Dans l’enfer des camps : 27 janvier 1945, Auschwitz libéré par l’Armée rouge (H.fr-24/01/25)

Le 27 janvier 1945, l’Armée rouge libère le plus gigantesque conglomérat de la « solution finale », le camp Auschwitz.
© IMAGEFORUM/AFP

Il y a 80 ans, Auschwitz était libéré. L’Humanité revient sur cet évènement avec les témoignages des survivants à la barbarie nazie dans un Hors-série actuellement en kiosque dont nous publions ici un extrait. Récit de cette journée de janvier 1945 où la libération d’Auschwitz, qui n’était pas un objectif, devient une urgence alors que les Soviétiques, qui ont enfoncé les lignes allemandes près du camp le plus meurtrier de l’histoire, tombent sur le plus gigantesque conglomérat de la « solution finale ».

Par Bernard FREDERICK.

Le samedi 27 janvier 1945, vers 15 heures, sous un ciel gris et sombre, à quelques kilomètres du village polonais d’Oświęcim, rebaptisé Auschwitz par les Allemands en 1939, une poignée d’éclaireurs de la 60e armée du premier front d’Ukraine, commandée par le général Koniev, avance prudemment vers « un camp où l’on brûle les gens », comme l’ont indiqué aux soldats rouges des villageois polonais. Personne ne sait encore rien dudit « camp ».

Le KL Auschwitz – Konzentrationslager Auschwitz – est un vaste complexe de plusieurs centaines d’hectares composé de trois entités principales – Auschwitz I dit Stammlager ou camp source ; Auschwitz II Birkenau ; Auschwitz III Buna-Monowitz, camp de travail pour les usines IG Farben et leurs filiales. C’est devant ce dernier que les premiers soldats soviétiques arrivèrent. D’autres, ayant traversé la ville, se dirigèrent vers le Stammlager, où ils rencontrèrent une vive résistance des nazis en repli, et vers Birkenau.

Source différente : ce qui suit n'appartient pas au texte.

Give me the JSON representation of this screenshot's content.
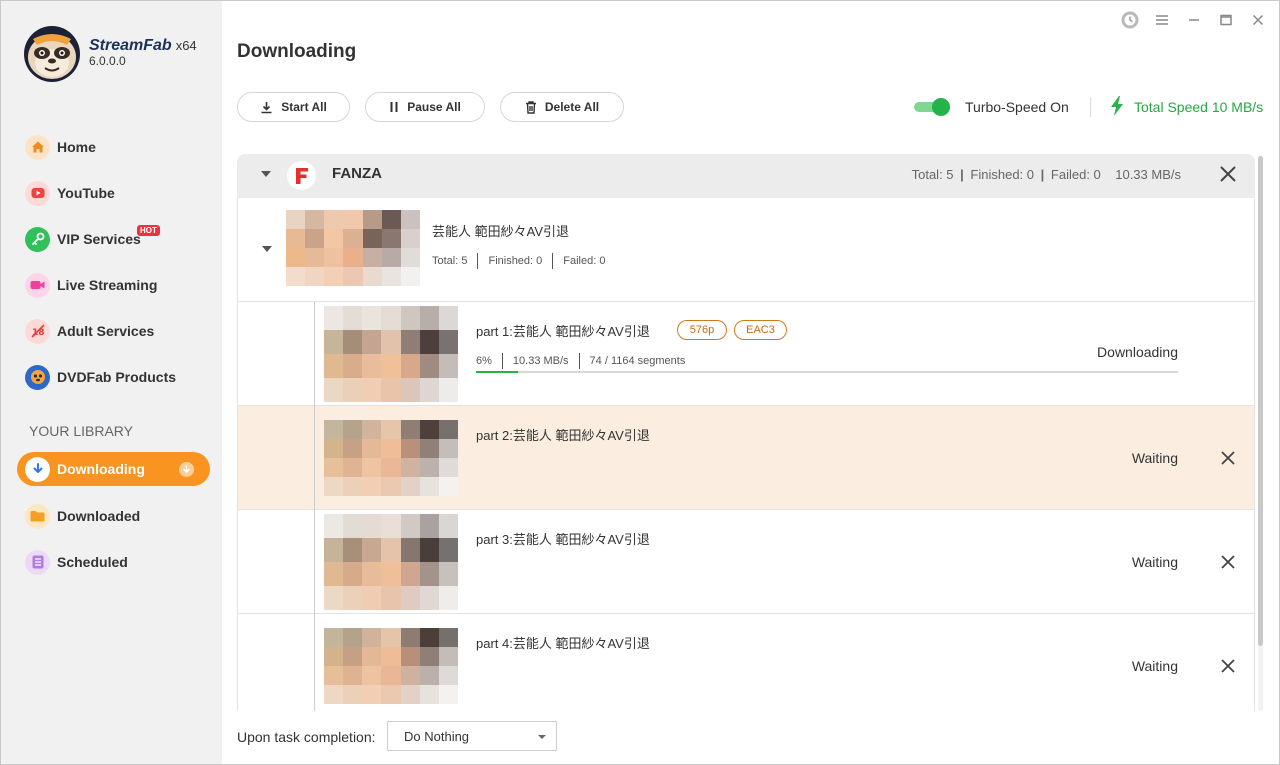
{
  "app": {
    "brand": "StreamFab",
    "arch": "x64",
    "version": "6.0.0.0"
  },
  "sidebar": {
    "items": [
      {
        "label": "Home",
        "icon": "home-icon",
        "color": "#f6a23a"
      },
      {
        "label": "YouTube",
        "icon": "youtube-icon",
        "color": "#f5534f"
      },
      {
        "label": "VIP Services",
        "icon": "key-icon",
        "color": "#35c35a",
        "badge": "HOT"
      },
      {
        "label": "Live Streaming",
        "icon": "live-camera-icon",
        "color": "#f34fa6"
      },
      {
        "label": "Adult Services",
        "icon": "adult-18-icon",
        "color": "#f0564e"
      },
      {
        "label": "DVDFab Products",
        "icon": "dvdfab-icon",
        "color": "#2d67c9"
      }
    ],
    "library_title": "YOUR LIBRARY",
    "library": [
      {
        "label": "Downloading",
        "icon": "download-icon",
        "active": true
      },
      {
        "label": "Downloaded",
        "icon": "folder-icon",
        "color": "#f7a52a"
      },
      {
        "label": "Scheduled",
        "icon": "schedule-list-icon",
        "color": "#b67fe0"
      }
    ]
  },
  "header": {
    "title": "Downloading",
    "start_all": "Start All",
    "pause_all": "Pause All",
    "delete_all": "Delete All",
    "turbo_label": "Turbo-Speed On",
    "total_speed": "Total Speed 10 MB/s"
  },
  "group": {
    "name": "FANZA",
    "total": "Total: 5",
    "finished": "Finished: 0",
    "failed": "Failed: 0",
    "speed": "10.33 MB/s"
  },
  "subgroup": {
    "title": "芸能人 範田紗々AV引退",
    "total": "Total: 5",
    "finished": "Finished: 0",
    "failed": "Failed: 0"
  },
  "items": [
    {
      "title": "part 1:芸能人 範田紗々AV引退",
      "badges": [
        "576p",
        "EAC3"
      ],
      "percent": "6%",
      "speed": "10.33 MB/s",
      "segments": "74 / 1164 segments",
      "progress": 0.06,
      "status": "Downloading"
    },
    {
      "title": "part 2:芸能人 範田紗々AV引退",
      "status": "Waiting"
    },
    {
      "title": "part 3:芸能人 範田紗々AV引退",
      "status": "Waiting"
    },
    {
      "title": "part 4:芸能人 範田紗々AV引退",
      "status": "Waiting"
    }
  ],
  "footer": {
    "label": "Upon task completion:",
    "selected": "Do Nothing"
  },
  "colors": {
    "accent": "#f99420",
    "success": "#28a745",
    "badge": "#c26c12"
  }
}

Au total, l’Armée rouge perdit 231 hommes, dont le lieutenant-colonel Semen Lvovitch Biesprozvannyi, commandant du 472e régiment. Les militaires soviétiques, officiers et soldats, n’imaginent pas le « spectacle » qui les attend. Certains ont entendu parler des horreurs que leurs camarades ont découvertes quelques mois auparavant à Majdanek, un autre camp d’extermination. Mais ce sont des récits…

« Des enfants, des enfants partout, là et là et là »

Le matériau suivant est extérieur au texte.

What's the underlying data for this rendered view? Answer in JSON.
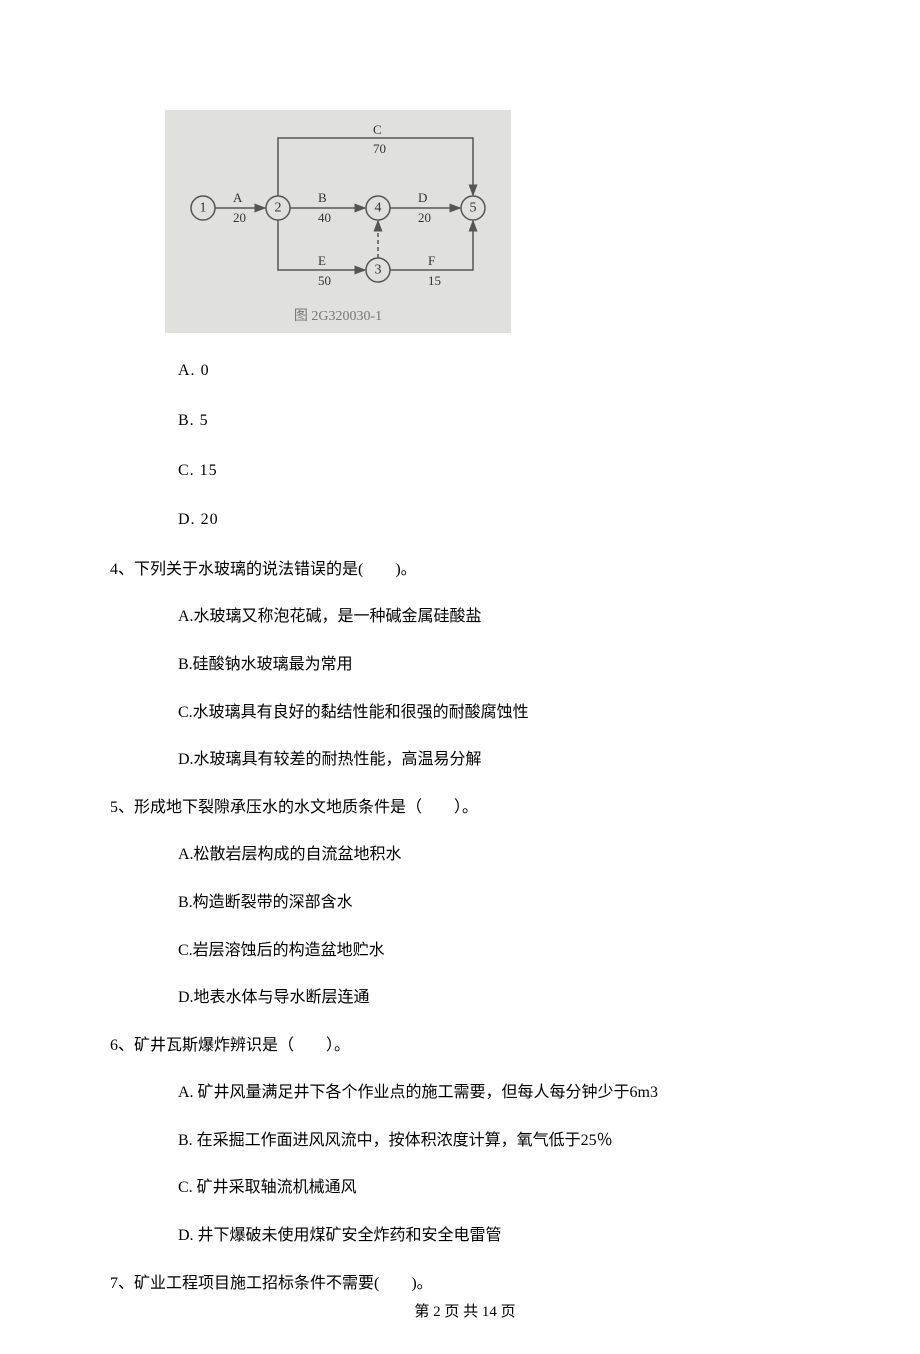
{
  "diagram": {
    "caption": "图 2G320030-1",
    "nodes": {
      "n1": "1",
      "n2": "2",
      "n3": "3",
      "n4": "4",
      "n5": "5"
    },
    "edges": {
      "A": {
        "label": "A",
        "weight": "20"
      },
      "B": {
        "label": "B",
        "weight": "40"
      },
      "C": {
        "label": "C",
        "weight": "70"
      },
      "D": {
        "label": "D",
        "weight": "20"
      },
      "E": {
        "label": "E",
        "weight": "50"
      },
      "F": {
        "label": "F",
        "weight": "15"
      }
    }
  },
  "q3": {
    "A": {
      "label": "A.",
      "text": "0"
    },
    "B": {
      "label": "B.",
      "text": "5"
    },
    "C": {
      "label": "C.",
      "text": "15"
    },
    "D": {
      "label": "D.",
      "text": "20"
    }
  },
  "q4": {
    "stem": "4、下列关于水玻璃的说法错误的是(　　)。",
    "A": "A.水玻璃又称泡花碱，是一种碱金属硅酸盐",
    "B": "B.硅酸钠水玻璃最为常用",
    "C": "C.水玻璃具有良好的黏结性能和很强的耐酸腐蚀性",
    "D": "D.水玻璃具有较差的耐热性能，高温易分解"
  },
  "q5": {
    "stem": "5、形成地下裂隙承压水的水文地质条件是（　　）。",
    "A": "A.松散岩层构成的自流盆地积水",
    "B": "B.构造断裂带的深部含水",
    "C": "C.岩层溶蚀后的构造盆地贮水",
    "D": "D.地表水体与导水断层连通"
  },
  "q6": {
    "stem": "6、矿井瓦斯爆炸辨识是（　　）。",
    "A": "A. 矿井风量满足井下各个作业点的施工需要，但每人每分钟少于6m3",
    "B": "B. 在采掘工作面进风风流中，按体积浓度计算，氧气低于25％",
    "C": "C. 矿井采取轴流机械通风",
    "D": "D. 井下爆破未使用煤矿安全炸药和安全电雷管"
  },
  "q7": {
    "stem": "7、矿业工程项目施工招标条件不需要(　　)。"
  },
  "footer": "第 2 页 共 14 页"
}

Responsable d’un canon d’artillerie dans la LXe armée soviétique, le jeune sergent Enver Alimbekov est l’un des premiers à entrer dans l’enfer. Il raconte : « J’avais 21 ans, j’étais au front depuis 1942, dans le 472e régiment d’artillerie. À Babitz, à 12 kilomètres du camp, les villageois nous ont parlé de cet endroit où « on brûlait les gens » Nous sommes arrivés à proximité le 27 janvier au soir. La bataille aux portes du camp a été dure. Nous avons perdu 69 hommes (…). Les prisonniers attendaient derrière les portes. Lorsque nous sommes entrés, il faisait déjà nuit. Une vilaine pluie mêlée à de la neige nous transperçait. La route qui menait à Auschwitz était mauvaise. On pataugeait dans la bouillie. Aux abords du camp, l’air était différent, lourd et puant. Les portes étaient ouvertes ».

« Devant moi, poursuit-il, je voyais une rangée de baraquements. Quelques prisonniers se sont immédiatement approchés de nous. Nous nous sommes éparpillés dans le camp, pour voir. Je crois que je suis parti en avant. J’ai ouvert la porte d’un baraquement en bois gris, délabré. L’entrée donnait sur une pièce très longue. J’ai regardé : des enfants, des enfants partout, là et là et là. Des restes de vêtements pendaient sur leurs corps tout maigres. Ils s’approchaient de moi, se dandinaient, rampaient, en gazouillant dans leur langue. Leurs petites mains sales et osseuses s’accrochaient à mes jambes. »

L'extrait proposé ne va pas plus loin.